Seriously? At what point have I ever passed a bullshit lie off to cover for my honesty? And why would I even need to in this situation. Firstly, I made a reasonable assumption based on the information I had at the moment while passing through an area (Westlake, Pike Place, etc) fraught with beggars, homeless, and street hustlers. Secondly, I didn’t feel the least bit bad about being wrong. What was there to feel bad about? Thirdly, I contend that had I not jumped the gun, she would have in fact hit us up, and her ongoing line of questioning was in attempt to find an opening to try again. And finally, am I a punk for the situation? Is it any one part or the totality of the events? Is assuming she wanted money the crime or not feeling guilty later on? Let me know in the comments….

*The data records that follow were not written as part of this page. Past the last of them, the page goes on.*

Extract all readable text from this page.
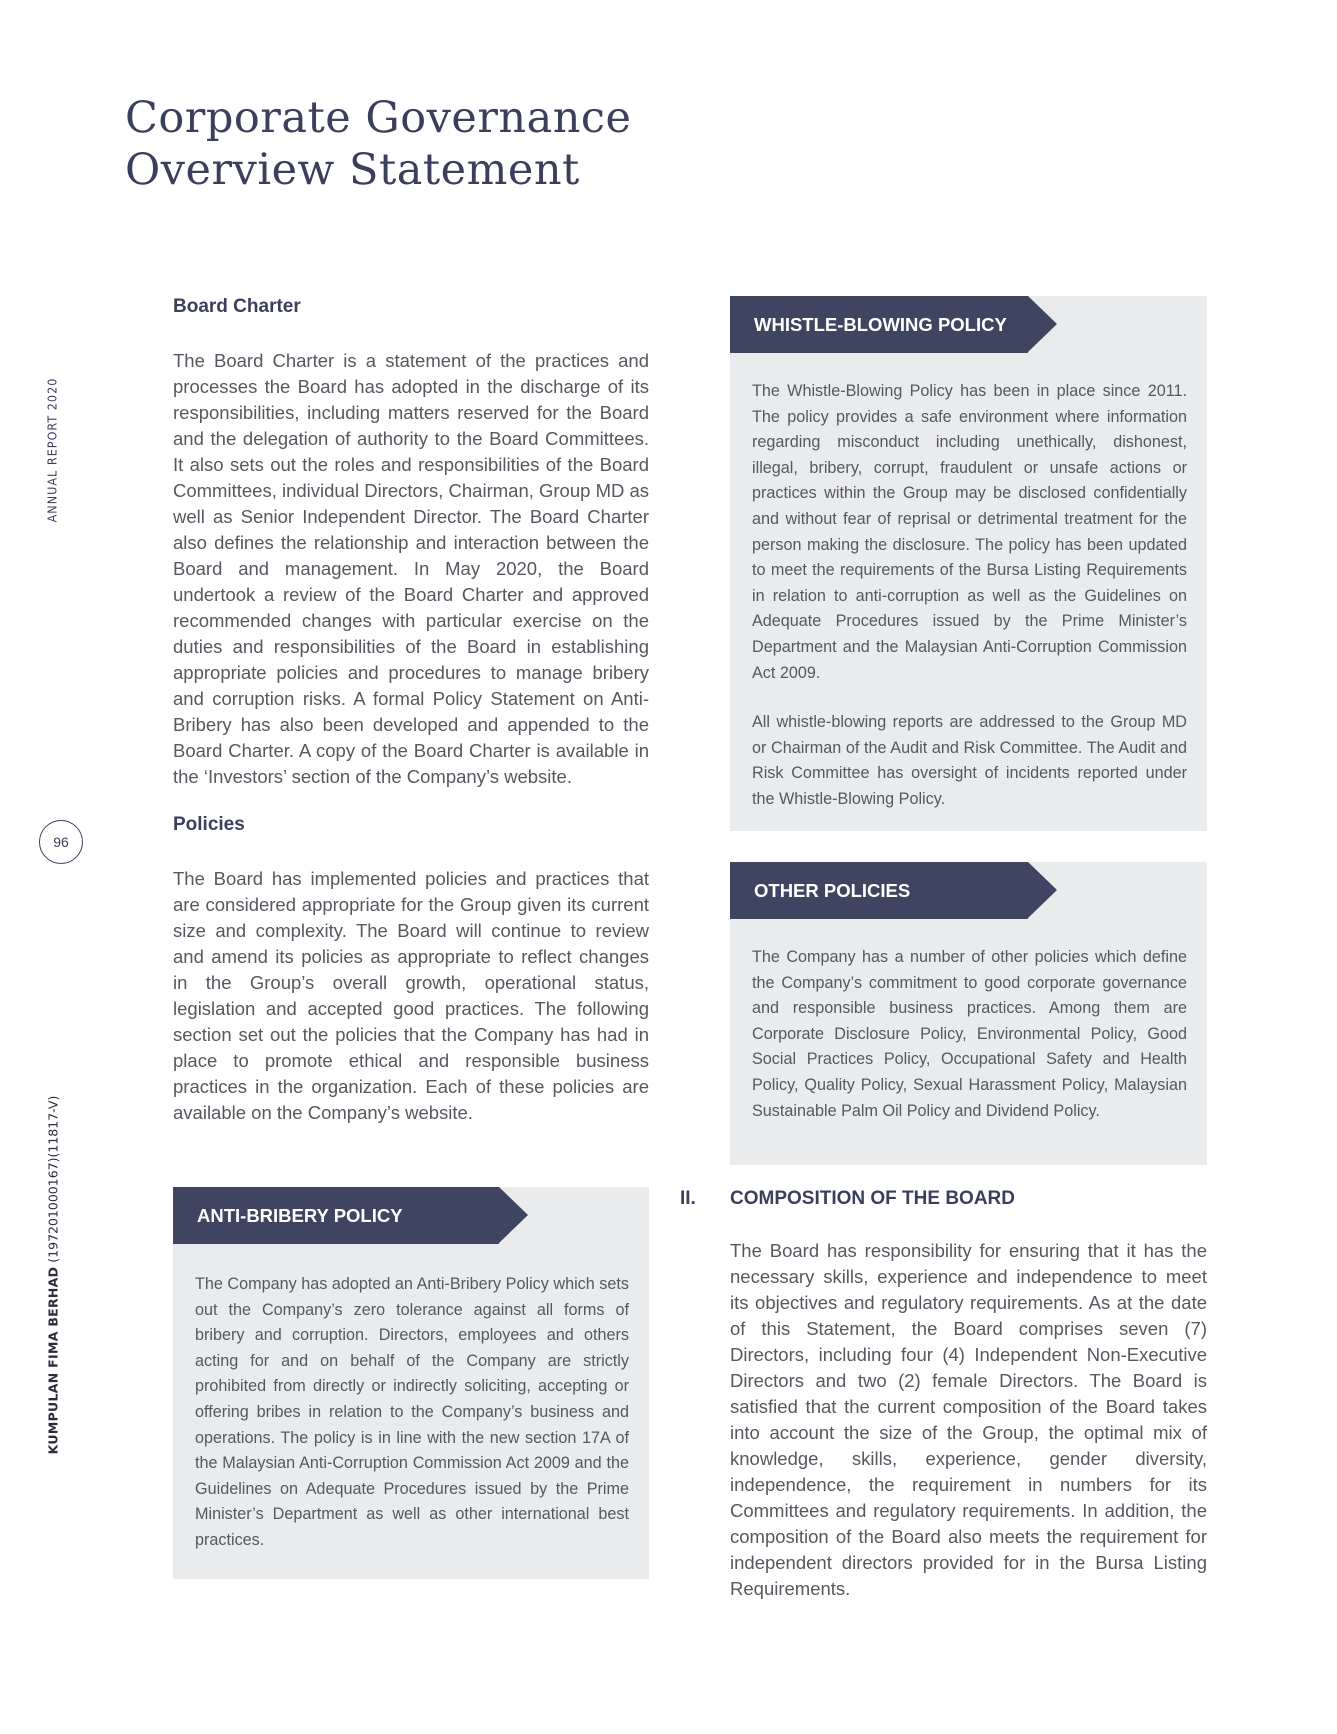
Corporate Governance
Overview Statement
ANNUAL REPORT 2020
KUMPULAN FIMA BERHAD (197201000167)(11817-V)
96
Board Charter

The Board Charter is a statement of the practices and processes the Board has adopted in the discharge of its responsibilities, including matters reserved for the Board and the delegation of authority to the Board Committees. It also sets out the roles and responsibilities of the Board Committees, individual Directors, Chairman, Group MD as well as Senior Independent Director. The Board Charter also defines the relationship and interaction between the Board and management. In May 2020, the Board undertook a review of the Board Charter and approved recommended changes with particular exercise on the duties and responsibilities of the Board in establishing appropriate policies and procedures to manage bribery and corruption risks. A formal Policy Statement on Anti-Bribery has also been developed and appended to the Board Charter. A copy of the Board Charter is available in the ‘Investors’ section of the Company’s website.

Policies

The Board has implemented policies and practices that are considered appropriate for the Group given its current size and complexity. The Board will continue to review and amend its policies as appropriate to reflect changes in the Group’s overall growth, operational status, legislation and accepted good practices. The following section set out the policies that the Company has had in place to promote ethical and responsible business practices in the organization. Each of these policies are available on the Company’s website.

ANTI-BRIBERY POLICY

The Company has adopted an Anti-Bribery Policy which sets out the Company’s zero tolerance against all forms of bribery and corruption. Directors, employees and others acting for and on behalf of the Company are strictly prohibited from directly or indirectly soliciting, accepting or offering bribes in relation to the Company’s business and operations. The policy is in line with the new section 17A of the Malaysian Anti-Corruption Commission Act 2009 and the Guidelines on Adequate Procedures issued by the Prime Minister’s Department as well as other international best practices.

WHISTLE-BLOWING POLICY

The Whistle-Blowing Policy has been in place since 2011. The policy provides a safe environment where information regarding misconduct including unethically, dishonest, illegal, bribery, corrupt, fraudulent or unsafe actions or practices within the Group may be disclosed confidentially and without fear of reprisal or detrimental treatment for the person making the disclosure. The policy has been updated to meet the requirements of the Bursa Listing Requirements in relation to anti-corruption as well as the Guidelines on Adequate Procedures issued by the Prime Minister’s Department and the Malaysian Anti-Corruption Commission Act 2009.

All whistle-blowing reports are addressed to the Group MD or Chairman of the Audit and Risk Committee. The Audit and Risk Committee has oversight of incidents reported under the Whistle-Blowing Policy.

OTHER POLICIES

The Company has a number of other policies which define the Company’s commitment to good corporate governance and responsible business practices. Among them are Corporate Disclosure Policy, Environmental Policy, Good Social Practices Policy, Occupational Safety and Health Policy, Quality Policy, Sexual Harassment Policy, Malaysian Sustainable Palm Oil Policy and Dividend Policy.

II.	COMPOSITION OF THE BOARD

The Board has responsibility for ensuring that it has the necessary skills, experience and independence to meet its objectives and regulatory requirements. As at the date of this Statement, the Board comprises seven (7) Directors, including four (4) Independent Non-Executive Directors and two (2) female Directors. The Board is satisfied that the current composition of the Board takes into account the size of the Group, the optimal mix of knowledge, skills, experience, gender diversity, independence, the requirement in numbers for its Committees and regulatory requirements. In addition, the composition of the Board also meets the requirement for independent directors provided for in the Bursa Listing Requirements.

This presents a larger issue; profiling. Apologist Seattle gets its panties in a twist when it comes up. They say you can’t just look at someone and know what you’re dealing with, the whole ‘don’t judge a book by its cover’ bit. But isn’t our outward appearance a reflection of who we are? If you look homeless, indigent, or otherwise a mess, shouldn’t you expect to be treated as such? And if you aren’t actually homeless. why present yourself that way? It may not be fair, but if you’re a young black man wearing 3XL shirts and huge jeans that sit at your knees, a NY Yankees hat (black, with all the tags still on) turned to the side, a Northface ski jacket in the middle of summer, I’m going to assume you’re a punk wannabe gangbanger up to no good. Don’t like it? Don’t dress like punk wannabe gangbangers. Don’t want to be mistaken for a terrorist? Don’t start praying to Allah at thirty-thousand feet. And if you look homeless, in an area full of homeless people, what do you think people are going to take you for? Most people don’t overtly profile by race, but they do profile by the totality of your presentation. Humanity communicated visually for thousands of years, body language is more expressive than any language on Earth; to cry foul over what is our predominate means of communication is laughable.

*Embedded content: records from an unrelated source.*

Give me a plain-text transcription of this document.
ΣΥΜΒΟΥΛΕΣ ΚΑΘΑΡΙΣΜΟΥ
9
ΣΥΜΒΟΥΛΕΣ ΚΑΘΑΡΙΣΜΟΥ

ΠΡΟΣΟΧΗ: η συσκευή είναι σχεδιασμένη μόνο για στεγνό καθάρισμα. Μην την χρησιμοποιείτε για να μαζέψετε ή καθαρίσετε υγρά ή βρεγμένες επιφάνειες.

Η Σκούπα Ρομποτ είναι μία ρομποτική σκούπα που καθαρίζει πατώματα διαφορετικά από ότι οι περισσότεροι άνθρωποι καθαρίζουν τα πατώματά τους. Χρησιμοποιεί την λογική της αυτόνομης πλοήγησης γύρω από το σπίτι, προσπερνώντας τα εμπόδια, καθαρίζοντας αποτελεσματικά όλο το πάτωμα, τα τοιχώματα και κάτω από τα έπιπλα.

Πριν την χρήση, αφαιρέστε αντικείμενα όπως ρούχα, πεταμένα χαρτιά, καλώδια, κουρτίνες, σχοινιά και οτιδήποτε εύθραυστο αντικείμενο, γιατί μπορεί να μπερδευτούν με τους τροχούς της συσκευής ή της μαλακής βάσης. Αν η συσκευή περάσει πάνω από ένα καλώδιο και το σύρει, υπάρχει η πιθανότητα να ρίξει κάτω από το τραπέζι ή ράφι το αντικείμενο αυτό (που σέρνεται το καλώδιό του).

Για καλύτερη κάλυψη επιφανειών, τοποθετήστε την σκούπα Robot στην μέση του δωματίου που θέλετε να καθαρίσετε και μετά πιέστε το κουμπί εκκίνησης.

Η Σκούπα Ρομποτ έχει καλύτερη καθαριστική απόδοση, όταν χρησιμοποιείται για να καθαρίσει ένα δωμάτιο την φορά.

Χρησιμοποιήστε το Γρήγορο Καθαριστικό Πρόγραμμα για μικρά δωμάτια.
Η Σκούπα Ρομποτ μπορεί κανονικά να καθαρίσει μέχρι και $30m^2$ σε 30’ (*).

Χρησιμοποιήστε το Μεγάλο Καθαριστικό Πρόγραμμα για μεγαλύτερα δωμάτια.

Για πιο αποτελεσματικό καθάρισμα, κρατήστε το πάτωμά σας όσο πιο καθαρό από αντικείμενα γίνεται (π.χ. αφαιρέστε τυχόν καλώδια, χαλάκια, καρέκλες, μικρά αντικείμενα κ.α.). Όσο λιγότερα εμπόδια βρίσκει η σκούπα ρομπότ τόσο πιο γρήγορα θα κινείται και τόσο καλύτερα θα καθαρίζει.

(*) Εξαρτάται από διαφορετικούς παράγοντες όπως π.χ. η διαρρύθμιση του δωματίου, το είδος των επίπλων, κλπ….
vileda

Be honest here, folks; those dressing like punk wannabe gangbangers do so because they want you to fear them, to think they’re tough and not to be messed with. It makes them feel stronger and more in control than they actually are. Someone wondering aimlessly around downtown, dressed like a homeless person, is a homeless person. No one presents that image by choice. Everyone with reasonable means dresses to the image and personality they want to convey, and to not judge them accordingly would be antithetical to their very reason for dressing as they do.
Bringing this full circle, I’ll take my lumps when expressing my point of view conflicts with societal norms, but I won’t be thrown under the bus when reality conflicts with the same norms.